The demand for information has exploded in the past few years as the Internet revolution continues in its third decade. Thanks to the advent of the Internet, humanity has published so much data online that it is just too large for an ordinary person to digest. Seriously, I doubt that Superman or the Flash could get through it all.
If you decide to learn a little something about the World Wide Web, you will find that many articles claim a typical search engine index is composed of 1 trillion documents and that these indexes may add up to 1 billion documents every day. While a vast amount of these Web pages vanishes when big hosting companies (like Yahoo!’s GeoCities or Vox) shut down, online information storage continues its upward spiral in adding capacity and data that is stored.
One person simply cannot find it all, read it all, or even begin to understand it. But what makes all this online information truly overwhelming is that the numbers I gave above only apply to those sites that are part of the “Indexable Web” or the “Light Web”. Some people say many trillions more Web-ready pages are buried in uncrawlable indexes and databases dubbed the Hidden Web or the Deep Web.

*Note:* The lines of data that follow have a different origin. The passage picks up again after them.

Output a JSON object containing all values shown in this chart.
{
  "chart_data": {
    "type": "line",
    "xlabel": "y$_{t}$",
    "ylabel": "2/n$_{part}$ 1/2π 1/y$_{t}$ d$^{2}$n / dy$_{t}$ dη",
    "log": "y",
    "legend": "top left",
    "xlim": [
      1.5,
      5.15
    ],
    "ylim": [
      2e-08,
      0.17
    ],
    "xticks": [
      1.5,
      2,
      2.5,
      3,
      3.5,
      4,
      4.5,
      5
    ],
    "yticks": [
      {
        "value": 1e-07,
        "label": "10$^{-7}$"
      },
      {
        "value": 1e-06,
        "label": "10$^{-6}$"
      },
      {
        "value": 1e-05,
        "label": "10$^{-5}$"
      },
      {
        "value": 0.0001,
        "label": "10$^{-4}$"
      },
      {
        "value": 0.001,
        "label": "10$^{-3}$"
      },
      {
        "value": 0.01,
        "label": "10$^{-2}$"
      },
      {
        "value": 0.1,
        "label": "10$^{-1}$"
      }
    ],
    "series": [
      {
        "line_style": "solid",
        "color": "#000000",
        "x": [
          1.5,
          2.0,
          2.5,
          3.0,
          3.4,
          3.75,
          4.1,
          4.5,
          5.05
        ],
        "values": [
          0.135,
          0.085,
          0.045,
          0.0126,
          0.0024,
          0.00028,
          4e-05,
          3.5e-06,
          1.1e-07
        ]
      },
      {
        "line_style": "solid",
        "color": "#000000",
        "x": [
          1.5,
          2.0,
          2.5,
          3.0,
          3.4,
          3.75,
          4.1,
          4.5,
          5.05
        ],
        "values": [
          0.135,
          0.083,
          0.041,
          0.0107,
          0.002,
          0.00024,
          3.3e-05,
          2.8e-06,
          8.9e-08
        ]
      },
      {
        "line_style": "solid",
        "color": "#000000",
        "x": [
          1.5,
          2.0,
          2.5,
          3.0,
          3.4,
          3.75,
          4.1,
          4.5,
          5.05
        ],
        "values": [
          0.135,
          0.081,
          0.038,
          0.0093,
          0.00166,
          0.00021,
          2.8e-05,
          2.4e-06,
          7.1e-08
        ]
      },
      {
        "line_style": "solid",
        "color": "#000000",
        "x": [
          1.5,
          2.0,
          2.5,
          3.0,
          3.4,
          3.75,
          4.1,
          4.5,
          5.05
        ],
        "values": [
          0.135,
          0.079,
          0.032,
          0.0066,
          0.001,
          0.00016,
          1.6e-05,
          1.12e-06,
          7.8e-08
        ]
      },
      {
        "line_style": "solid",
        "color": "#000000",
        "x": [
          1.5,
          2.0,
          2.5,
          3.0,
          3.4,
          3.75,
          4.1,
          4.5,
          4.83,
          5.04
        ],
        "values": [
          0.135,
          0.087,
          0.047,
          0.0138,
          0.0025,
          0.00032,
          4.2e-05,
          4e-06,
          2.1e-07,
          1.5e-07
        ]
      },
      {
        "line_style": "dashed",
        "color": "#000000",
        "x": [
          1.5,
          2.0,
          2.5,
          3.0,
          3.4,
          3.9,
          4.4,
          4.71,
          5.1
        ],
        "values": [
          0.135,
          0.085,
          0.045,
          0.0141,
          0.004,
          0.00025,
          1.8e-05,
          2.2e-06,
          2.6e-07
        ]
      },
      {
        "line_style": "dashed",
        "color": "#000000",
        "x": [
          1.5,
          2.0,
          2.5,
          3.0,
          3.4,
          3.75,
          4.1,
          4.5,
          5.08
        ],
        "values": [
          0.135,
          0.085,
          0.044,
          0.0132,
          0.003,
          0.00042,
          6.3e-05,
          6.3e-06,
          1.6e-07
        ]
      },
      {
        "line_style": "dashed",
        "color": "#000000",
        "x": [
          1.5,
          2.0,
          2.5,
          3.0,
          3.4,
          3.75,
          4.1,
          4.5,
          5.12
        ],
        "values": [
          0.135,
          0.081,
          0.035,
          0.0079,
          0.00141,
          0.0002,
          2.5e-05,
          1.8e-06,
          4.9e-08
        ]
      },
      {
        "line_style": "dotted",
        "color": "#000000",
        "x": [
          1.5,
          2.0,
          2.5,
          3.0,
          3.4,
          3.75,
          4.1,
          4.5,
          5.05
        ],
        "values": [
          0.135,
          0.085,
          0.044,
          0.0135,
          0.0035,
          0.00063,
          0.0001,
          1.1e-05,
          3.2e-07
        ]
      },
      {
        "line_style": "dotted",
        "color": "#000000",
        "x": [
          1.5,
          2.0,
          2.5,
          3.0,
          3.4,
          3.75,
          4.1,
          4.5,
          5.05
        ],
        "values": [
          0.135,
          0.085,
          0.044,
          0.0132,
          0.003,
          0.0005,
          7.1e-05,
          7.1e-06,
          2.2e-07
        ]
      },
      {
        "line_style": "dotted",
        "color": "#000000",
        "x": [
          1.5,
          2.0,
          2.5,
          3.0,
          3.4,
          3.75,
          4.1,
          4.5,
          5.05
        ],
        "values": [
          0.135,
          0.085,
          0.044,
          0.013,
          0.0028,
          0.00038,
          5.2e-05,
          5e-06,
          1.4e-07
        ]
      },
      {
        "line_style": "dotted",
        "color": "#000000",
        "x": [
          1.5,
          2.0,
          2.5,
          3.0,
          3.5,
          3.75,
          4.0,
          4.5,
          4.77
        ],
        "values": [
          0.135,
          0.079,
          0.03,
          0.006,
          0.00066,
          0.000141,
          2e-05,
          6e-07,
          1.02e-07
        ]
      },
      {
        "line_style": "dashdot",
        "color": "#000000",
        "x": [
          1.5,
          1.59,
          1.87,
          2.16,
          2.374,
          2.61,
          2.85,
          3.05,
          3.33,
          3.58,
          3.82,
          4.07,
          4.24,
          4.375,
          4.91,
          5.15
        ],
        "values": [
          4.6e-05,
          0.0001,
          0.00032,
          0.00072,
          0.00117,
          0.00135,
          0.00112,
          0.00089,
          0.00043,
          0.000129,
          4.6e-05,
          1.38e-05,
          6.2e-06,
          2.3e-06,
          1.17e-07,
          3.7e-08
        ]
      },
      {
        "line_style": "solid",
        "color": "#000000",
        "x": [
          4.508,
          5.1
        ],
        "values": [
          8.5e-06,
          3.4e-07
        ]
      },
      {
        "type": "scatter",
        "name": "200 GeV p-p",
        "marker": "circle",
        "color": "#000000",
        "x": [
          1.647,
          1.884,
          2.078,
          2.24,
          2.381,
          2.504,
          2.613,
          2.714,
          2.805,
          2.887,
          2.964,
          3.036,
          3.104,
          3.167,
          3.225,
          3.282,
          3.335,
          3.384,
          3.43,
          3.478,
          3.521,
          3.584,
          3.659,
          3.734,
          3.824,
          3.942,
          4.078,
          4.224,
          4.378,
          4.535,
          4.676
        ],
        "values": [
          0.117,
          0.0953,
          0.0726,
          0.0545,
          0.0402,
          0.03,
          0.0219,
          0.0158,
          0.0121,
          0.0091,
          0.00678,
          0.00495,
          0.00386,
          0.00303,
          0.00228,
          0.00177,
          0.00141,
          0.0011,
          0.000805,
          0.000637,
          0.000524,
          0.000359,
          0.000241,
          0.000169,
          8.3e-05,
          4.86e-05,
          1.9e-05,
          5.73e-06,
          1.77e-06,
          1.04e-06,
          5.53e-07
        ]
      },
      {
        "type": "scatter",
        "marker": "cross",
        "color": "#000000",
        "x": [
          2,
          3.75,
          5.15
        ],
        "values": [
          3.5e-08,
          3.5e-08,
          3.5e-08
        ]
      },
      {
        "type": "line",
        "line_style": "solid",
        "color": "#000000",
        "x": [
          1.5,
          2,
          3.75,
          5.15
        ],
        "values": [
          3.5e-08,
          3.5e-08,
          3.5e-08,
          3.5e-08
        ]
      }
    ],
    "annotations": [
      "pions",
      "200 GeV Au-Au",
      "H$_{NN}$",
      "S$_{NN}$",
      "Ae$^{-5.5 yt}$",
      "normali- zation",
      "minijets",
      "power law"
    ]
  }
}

And I am sure it’s true that such unreachable archives have their own search engines and may only hide behind subscription barriers, or they may be published in proprietary formats. Also, developers for these archives provide specialized search tools that let you search all that remote, hard-to-reach content.
Somewhere between these two regions, which differ by only a few factors, exists the intersection for public archives. Typically denoted “public records”, public databases provide native search functions yet they are often made more accessible from commercial background records search utilities. According to the Background Records blog there are many, many public record Web databases, all of which can be searched in some way. Some of them are indexed in Bing and Google but many of them can only be searched by their own tools or by third-party indexes.
These background records most often come from federal or state archives although some are published by for-profit archives, like business and telephone directories, class or school reunion sites, and so on. In the same way a job site exemplifies typical people records management, these archives exemplify “life records” management. And for all that popular models relate public records with records from government archives.
In fact, one area where public records search is fast becoming important is in processing job applicants. Human resource managers may run very quick searches on potential new hires to see where they have lived and worked, and if they have any criminal background information. This kind of fact-checking may turn up questions about information provided on (or omitted from) job applicants’ resumes.
When you decide to sift through public data to learn about a job applicant, if only to do a detailed background review, you may not have time or the proper resources to search through that much data. This is why the people search industry has become big commerce. I have been told that a number of financial analysts from several sources count the industry’s annual revenues in the billions of dollars. And the reason why they make so much money is that finding all that information is just impossible for any one individual.
It may sound cheesy to say so, but typical Web search only lightly brushes the volume of the data universe. The people search industry faces an uphill climb even though it is only focused on a small portion of the entire Internet. In addition to finding the information, sorting it out and producing high-quality reports is not very easy. Quite a few academic papers talk about the reliability and economics of background checks. One lesson we should learn from all this is that the quality of your online background profile may have a very significant impact on your lifestyle, and maybe there is very little you can do about that.